The past year has been turbulent. Growth has been disappointing, and forecasts have not been met. Tapering in the US was one of 2013’s biggest stories, with analysts predicting when the US Federal Reserve would begin to scale back its quantitative easing (QE) programme.
Of the US, Alan Levenson, chief economist at T. Rowe Price, said, “The economy should gain momentum next year, with housing construction likely to pick up. The impact of political uncertainty in Washington should be less than it was this year, once we get past the January sequestration talks and the focus turns to elections.”
Europe was one story that would not go away. But it was a year of two halves for the continent. Starting off in recession, weak signs of recovery eventually turned into growth towards the end of the year.
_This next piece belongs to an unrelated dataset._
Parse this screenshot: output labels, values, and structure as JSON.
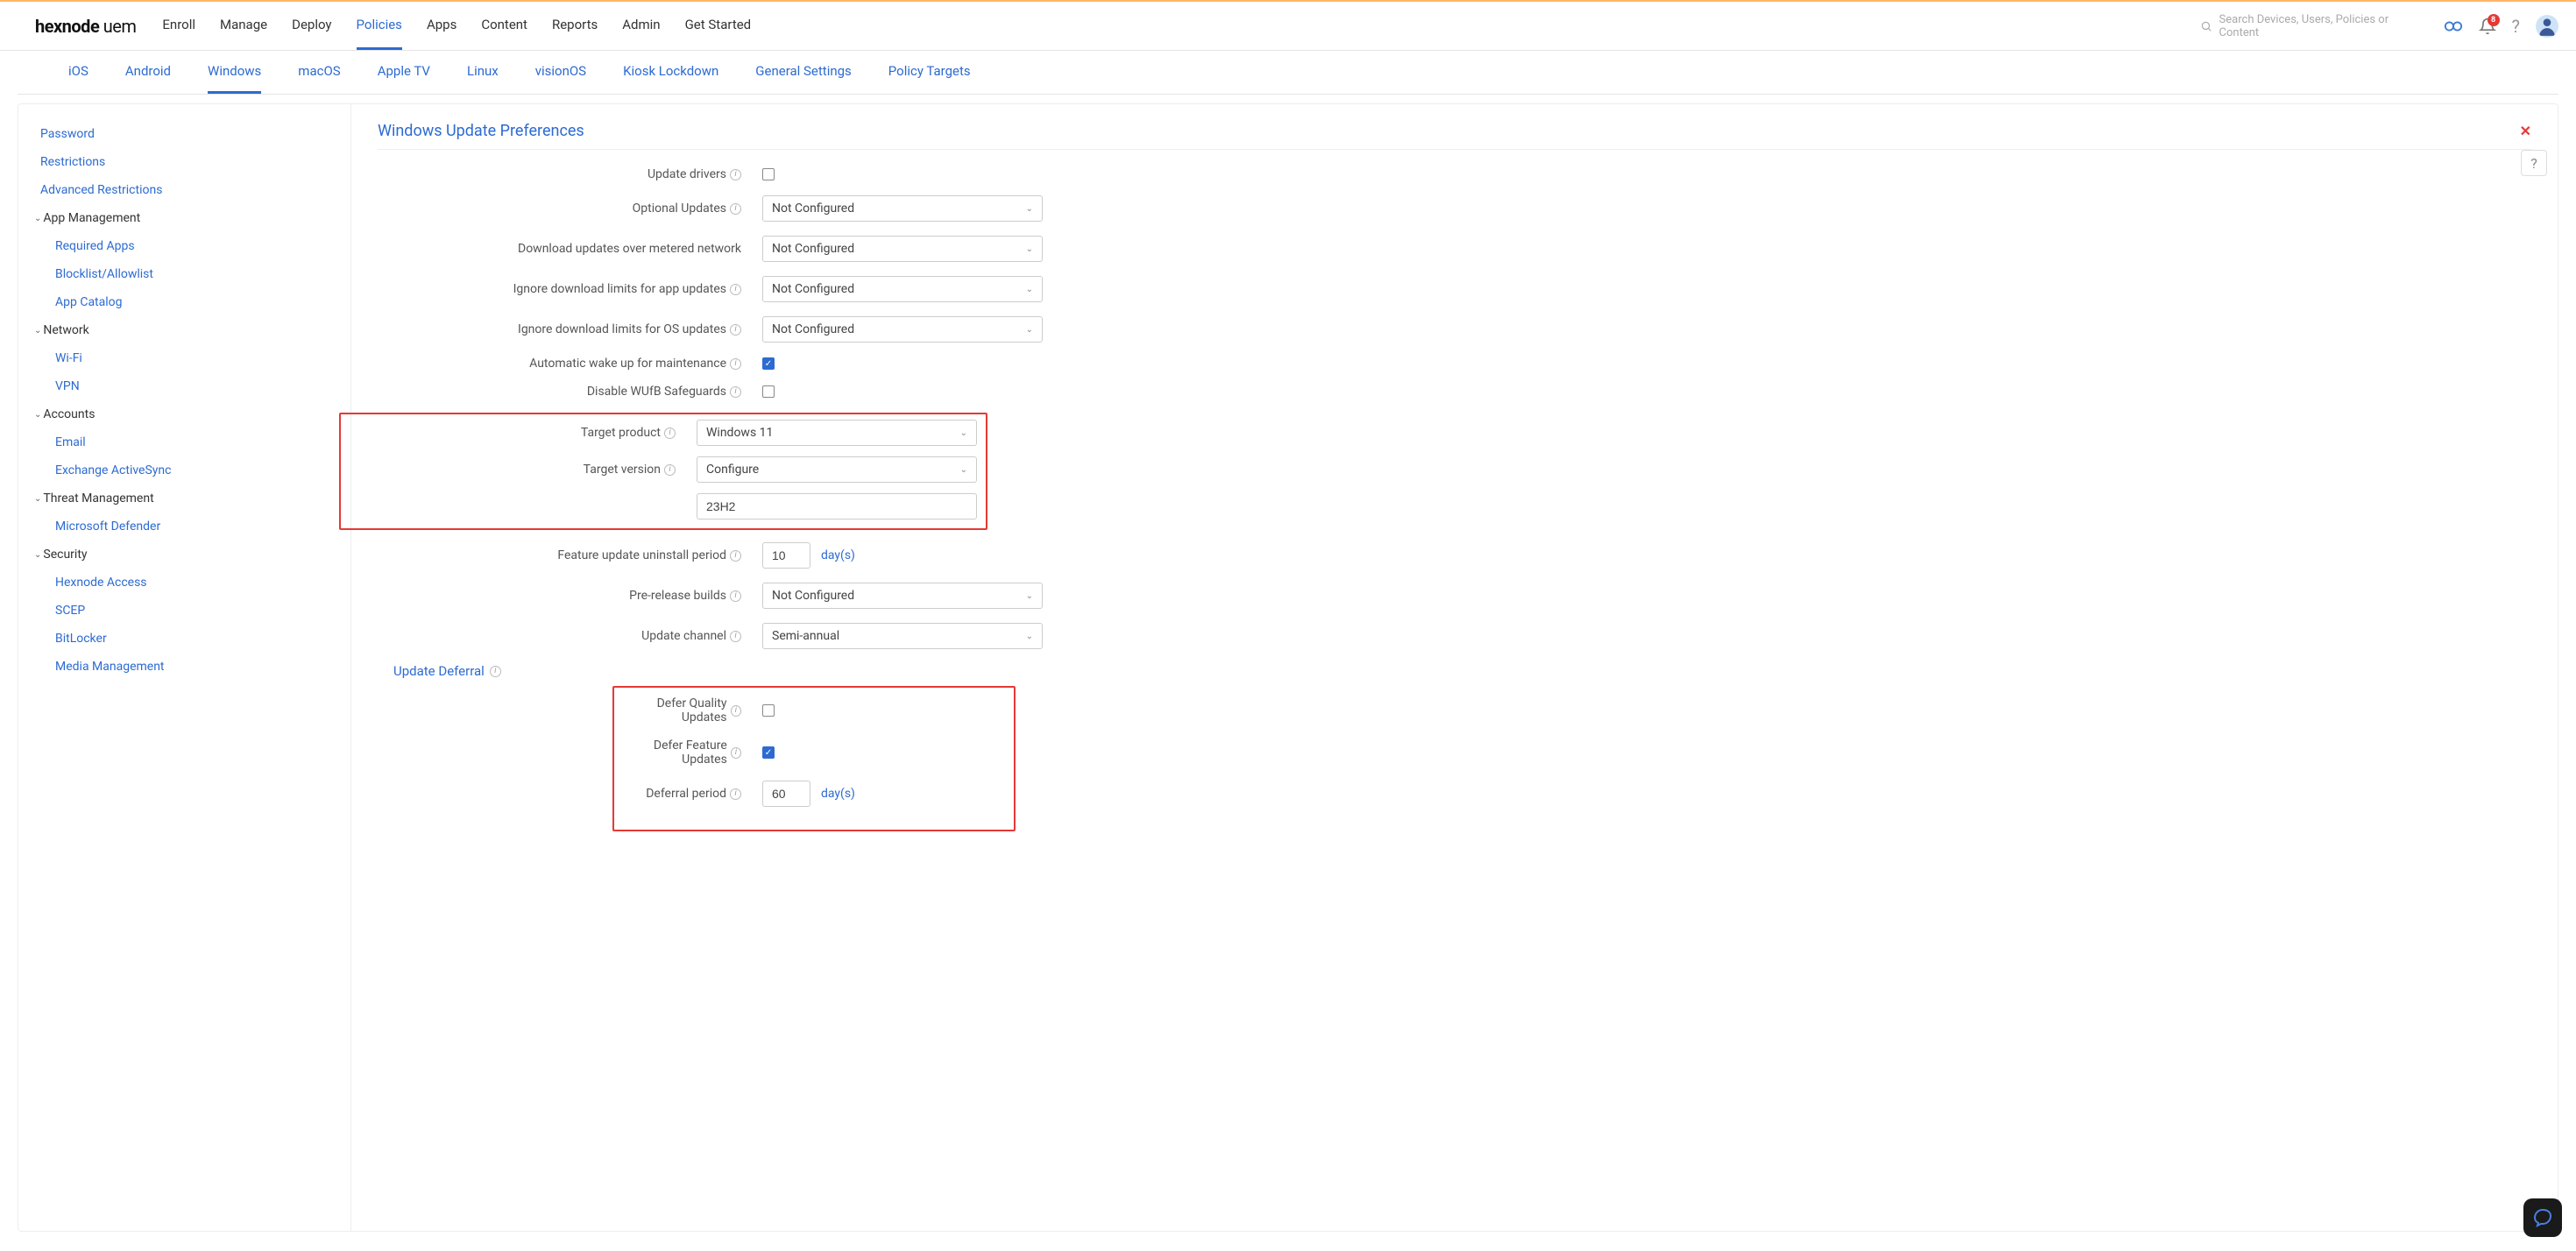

Neil Williams, chief economist at Hermes Fund managers, said the irony remains that QE is being done least where it is needed most – the eurozone.
“We doubt any sudden volte-face from Germany on fiscal and banking union and are more concerned about Spain’s dilemma, which risks funding strains and/or social unrest. Greece will have to get more, Cyprus’ terms want reviewing, and Portugal needs to extend its existing bail-out beyond mid-2014. So, restructuring risk is not yet removed – no matter how punctuated the eurozone’s recession,” he said. See page 42 for more on opportunities in Europe.
Elsewhere, before it starts to get confusing over the next two years, all firms with more than 50 employees will have had to introduce an auto-enrolment pension scheme by 1 July. The next two years will be dedicated to smaller employees, organised by PAYE reference numbers.
The mortgage market will also come into the spotlight in the first half of the year. The majority of changes to the Mortgage Market Review (MMR) will come into effect on 26 April 2014.
Having been in the works since the regulator’s discussion paper in 2009, the MMR will finally come into full swing. Additionally, the government has decided the responsibility for regulating second-charge mortgages will transfer to the FCA as of April 2014.
The FCA will also celebrate its first birthday on 1 April 2014, so expect news of how much more it has done, compared to its predecessor, the FSA, then.